Mike Awesome (Michael Lee Alfonso in real life) was found hanged in his Florida home in February, the apparent victim of a suicide at 42. "Bam Bam" Bigelow was 45 when a lethal tail of cocaine and benzodiazepine, an anti-anxiety drug, stopped his already ailing heart in January.

And on it goes, dozens and dozens of wrestlers meeting a similar fate over the past two decades. Some died with drugs flowing through their veins.
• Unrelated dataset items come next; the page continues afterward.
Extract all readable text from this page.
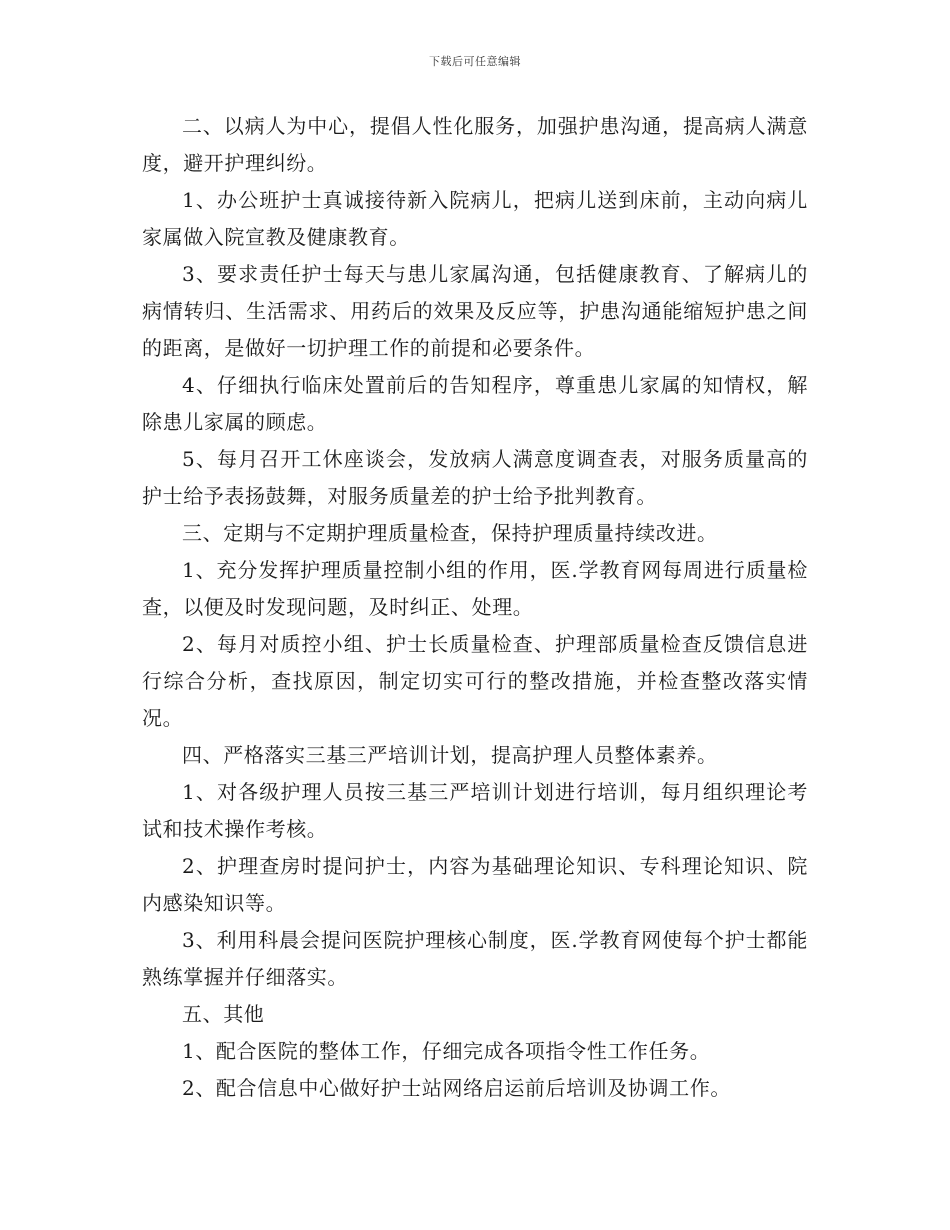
下载后可任意编辑

二、以病人为中心，提倡人性化服务，加强护患沟通，提高病人满意度，避开护理纠纷。

1、办公班护士真诚接待新入院病儿，把病儿送到床前，主动向病儿家属做入院宣教及健康教育。

3、要求责任护士每天与患儿家属沟通，包括健康教育、了解病儿的病情转归、生活需求、用药后的效果及反应等，护患沟通能缩短护患之间的距离，是做好一切护理工作的前提和必要条件。

4、仔细执行临床处置前后的告知程序，尊重患儿家属的知情权，解除患儿家属的顾虑。

5、每月召开工休座谈会，发放病人满意度调查表，对服务质量高的护士给予表扬鼓舞，对服务质量差的护士给予批判教育。

三、定期与不定期护理质量检查，保持护理质量持续改进。

1、充分发挥护理质量控制小组的作用，医.学教育网每周进行质量检查，以便及时发现问题，及时纠正、处理。

2、每月对质控小组、护士长质量检查、护理部质量检查反馈信息进行综合分析，查找原因，制定切实可行的整改措施，并检查整改落实情况。

四、严格落实三基三严培训计划，提高护理人员整体素养。

1、对各级护理人员按三基三严培训计划进行培训，每月组织理论考试和技术操作考核。

2、护理查房时提问护士，内容为基础理论知识、专科理论知识、院内感染知识等。

3、利用科晨会提问医院护理核心制度，医.学教育网使每个护士都能熟练掌握并仔细落实。

五、其他

1、配合医院的整体工作，仔细完成各项指令性工作任务。

2、配合信息中心做好护士站网络启运前后培训及协调工作。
Others tried to clean up but belatedly paid the price for their long-term abuse of steroids, painkillers, alcohol, cocaine and other illicit substances.

How many more must pass through the morgue before everyone stands up and shouts: Enough's enough?

"From my 17 years in the business, I know probably 40 to 45 wrestlers who dropped dead before they were 50," said Lance Evers, a semiretired wrestler who goes by "Lance Storm" when he's in the ring. "It's an astronomical number."

Then, he added in a voice tinged with anger and sadness, "I'm sick and tired of it."

———

Over the years, there are been numerous proposals to put wrestling under some sort of oversight, be it at the state or federal level. Those ideas usually have fallen on deaf ears, largely because the powers-that-be, be it the old-time regional promoters or WWE owner Vince McMahon, the guy who largely controls the sport today, don't want the government telling them how to run their business.